Post by explorer2001 on Jun 24, 2012 1:22:48 GMT -5
I spent so long trying to help my ex change. Giving him the benefit of the doubt when he said he was seeing a shrink, having him behave better for a little while only to go back to the old patterns. I kept talking myself back into it more second guessing that it was broken and irreparable. When I finally left I didn't second guess any more I knew I had done everything I could but I second guessed a lot along the way to getting there.
Yelling and breaking things isn't adult behavior. It isn't acceptable. I hope you find the peace you.need to know you deserve better.
I spent four months in counseling so that I could assuage my own guilt for wanting to end this marriage and leaving our marital home. Even if I knew the situation was unlivable, it was familiar. I had no desire to change my entire life or betray what my religion had beaten into me from before I hit puberty: divorce is evil and good people don't divorce. Thank God both my priest and the pastor I grew up with (Southern Baptist became Catholic) told me that abuse of any kind is a breaking of vows, and I had a responsibility to keep myself safe, which I would not be married to him.

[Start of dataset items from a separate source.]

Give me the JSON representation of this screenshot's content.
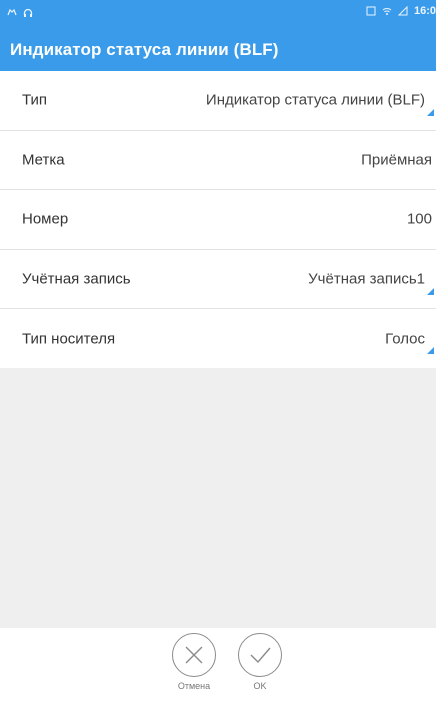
{
  "status_bar": {
    "time": "16:0",
    "icons": [
      "voicemail-icon",
      "headset-icon",
      "sim-icon",
      "wifi-icon",
      "signal-icon"
    ]
  },
  "header": {
    "title": "Индикатор статуса линии (BLF)",
    "color": "#3a9bea"
  },
  "fields": [
    {
      "label": "Тип",
      "value": "Индикатор статуса линии (BLF)",
      "dropdown": true
    },
    {
      "label": "Метка",
      "value": "Приёмная",
      "dropdown": false
    },
    {
      "label": "Номер",
      "value": "100",
      "dropdown": false
    },
    {
      "label": "Учётная запись",
      "value": "Учётная запись1",
      "dropdown": true
    },
    {
      "label": "Тип носителя",
      "value": "Голос",
      "dropdown": true
    }
  ],
  "buttons": {
    "cancel_label": "Отмена",
    "ok_label": "OK"
  }
}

Your STBX is verbally and emotionally abusive. From his breaking things, physical isn't far behind. Of course you are concerned for him: you were married for God's sake. You don't turn off the *care* switch automatically. It takes time. I remember that XH was robbed at gunpoint about three months after I filed. Even though I damn near hated him at that point, I found myself concerned when a friend told me, which just pissed me off. He may have been an abusive fuckwit, but I didn't want him to die, for crying out loud.
You're going to second guess yourself. I promise this goes away. For me, that moment was a few weeks after I filed when I came home from being out with friends and instantly relaxed...and I realized it was because I didn't have to deal with his BS when I got home, nor would I have to do so ever again.
Give it time. In the mean time, remind yourself that you deserve better.